Public Office (Accountability) Bill: Exclusion Debate
Full Debate: Read Full DebateLord Young of Acton
Main Page: Lord Young of Acton (Conservative - Life peer)Department Debates - View all Lord Young of Acton's debates with the Ministry of Justice
(1 day, 14 hours ago)
Lords Chamber
Lord Young of Acton (Con)
My Lords, I declare my interest as the director of the Free Speech Union, which may well end up defending people as a result of the Public Office (Accountability) Bill, given that it creates a new speech offence. As we have heard, the offence is that of misleading the public. A public authority or public official commits an offence if, first, in their capacity as such an authority or official, they act with the intention of misleading the public or are reckless as to whether their act will do so; and, secondly, they know, or ought to know, that their act is seriously improper.
The problem is not that MPs and Peers are immune to being prosecuted for this offence but that the carve-out is not large enough.
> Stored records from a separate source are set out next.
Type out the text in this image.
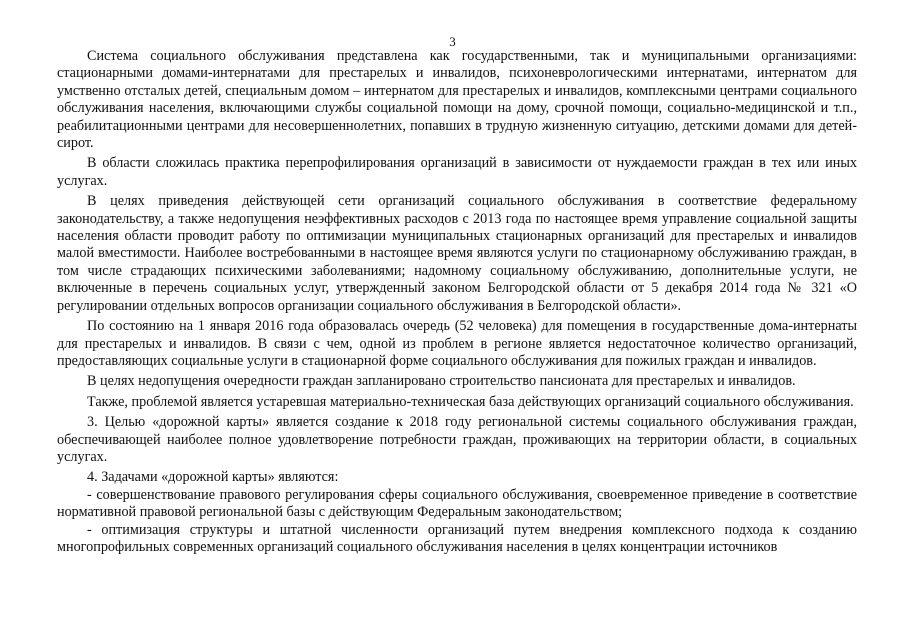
3

Система социального обслуживания представлена как государственными, так и муниципальными организациями: стационарными домами-интернатами для престарелых и инвалидов, психоневрологическими интернатами, интернатом для умственно отсталых детей, специальным домом – интернатом для престарелых и инвалидов, комплексными центрами социального обслуживания населения, включающими службы социальной помощи на дому, срочной помощи, социально-медицинской и т.п., реабилитационными центрами для несовершеннолетних, попавших в трудную жизненную ситуацию, детскими домами для детей-сирот.

В области сложилась практика перепрофилирования организаций в зависимости от нуждаемости граждан в тех или иных услугах.

В целях приведения действующей сети организаций социального обслуживания в соответствие федеральному законодательству, а также недопущения неэффективных расходов с 2013 года по настоящее время управление социальной защиты населения области проводит работу по оптимизации муниципальных стационарных организаций для престарелых и инвалидов малой вместимости. Наиболее востребованными в настоящее время являются услуги по стационарному обслуживанию граждан, в том числе страдающих психическими заболеваниями; надомному социальному обслуживанию, дополнительные услуги, не включенные в перечень социальных услуг, утвержденный законом Белгородской области от 5 декабря 2014 года № 321 «О регулировании отдельных вопросов организации социального обслуживания в Белгородской области».

По состоянию на 1 января 2016 года образовалась очередь (52 человека) для помещения в государственные дома-интернаты для престарелых и инвалидов. В связи с чем, одной из проблем в регионе является недостаточное количество организаций, предоставляющих социальные услуги в стационарной форме социального обслуживания для пожилых граждан и инвалидов.

В целях недопущения очередности граждан запланировано строительство пансионата для престарелых и инвалидов.

Также, проблемой является устаревшая материально-техническая база действующих организаций социального обслуживания.

3. Целью «дорожной карты» является создание к 2018 году региональной системы социального обслуживания граждан, обеспечивающей наиболее полное удовлетворение потребности граждан, проживающих на территории области, в социальных услугах.

4. Задачами «дорожной карты» являются:

- совершенствование правового регулирования сферы социального обслуживания, своевременное приведение в соответствие нормативной правовой региональной базы с действующим Федеральным законодательством;

- оптимизация структуры и штатной численности организаций путем внедрения комплексного подхода к созданию многопрофильных современных организаций социального обслуживания населения в целях концентрации источников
According to my reading of the Bill, MPs or Peers acting as public officials—that is, Ministers of the Crown—would be liable. This is a gold-embossed invitation to the Jolyon Maughams of this world. It will unleash a wave of politically motivated lawfare. Is that really what we want?
As the noble Lord, Lord Knight, just pointed out, the new offence of misleading the public is intended to replace the offence of misconduct in public office. Let us not forget that attempts have been made by political activists to bring private prosecutions against their opponents for committing that offence. For instance, in 2019, an outfit called the Brexit Justice Group brought a private prosecution against Boris Johnson for misconduct in public office because, according to the BJG, he had knowingly misled the electorate in the EU referendum campaign by claiming that leaving would bring a bounty of £350 million a week. It was an obviously vexatious case, but a magistrate issued three summonses against the then Prime Minister before the case was eventually thrown out in the High Court.
Should this Bill become law, we can look forward to a slew of similar cases. Rachel Reeves, for instance, might find herself in the dock for claiming that she would not raise taxes on working people, while Ed Miliband could have his collar felt for promising that household energy bills would fall by £300.
If the Bill is amended along the lines that the noble Baroness, Lady Jones, wants, would not her party’s candidate in the Gorton and Denton by-election find herself in difficulty—assuming that she becomes an MP? During her now infamous campaign video in Urdu, released a few days ago, she said that Reform UK wants to put higher taxes on people who were born abroad. That is misleading, to put it at its most charitable. The noble Baroness, Lady Jones, said there are safeguards in the Bill to prevent private prosecutions, but what is to stop members of the public bringing judicial reviews against the police for not prosecuting politicians for misleading the public?
The Free Speech Union recently defended an SNP activist and editor of a blog, “Wings Over Scotland”, who had supposedly said something transphobic on social media. A trans activist, Lynsay Watson, tried to sue Greater Manchester Police for not prosecuting him. I am happy to say that he failed, but that is not to say that others will not attempt to sue the police for not arresting lying politicians.
I do not want to see Hannah Spencer behind bars for misleading the public any more than I do the Chancellor of the Exchequer or the Secretary of State for Energy Security and Net Zero. Candidates campaign in poetry and govern in prose. If they fail to keep their promises or traffic in obvious mistruths, there is already an adequate mechanism for punishing them—the ballot box. Rather than extend the scope of the Bill to include MPs and Peers, let us limit it to make sure that Members of both Houses, in whatever capacity, are properly excluded.
I would go further and urge the Government to amend the Bill to exclude civil servants too—and not just those working in the intelligence services. As a recent piece in the Economist pointed out, making Whitehall officials liable for prosecution for misleading the public could have disastrous unintended consequences. It would mean fewer civil servants willing to take responsibility for decisions or giving ministerial advice, and more decision-making by committee to dilute liability. Rather than providing Ministers with timely, sensible advice, they will mitigate the risk of a prosecution down the line by obfuscation and delay. To quote from the Economist:
“Ministers complain that the civil service is bogged in a ‘sludge’ of slow decision-making. But officials will have an incentive to take more detailed minutes, keep more records and give risk-assessments even lengthier consideration to insure against future court challenges”.
I am reminded of the effect of the Freedom of Information Act 2000. Rather than leading to greater transparency on official decision-making, it resulted in MPs, Peers and Whitehall officials abandoning email in favour of WhatsApp, with disappearing messages switched on—less transparency rather than more.
The intentions behind the Bill are undoubtedly good. The families of those who died in the Hillsborough tragedy deserve to hear the truth from public officials, particularly those testifying to various inquiries, but it is hard to legislate for candour. To pretend that the Bill will
“once and for all end the culture of cover-ups and hiding the truth”,
as the Labour manifesto promised, is, I am afraid, just another example of misleading the public.
I thank the noble Lord for raising the profile of our candidate in the Gorton and Denton by-election. That is very kind of him.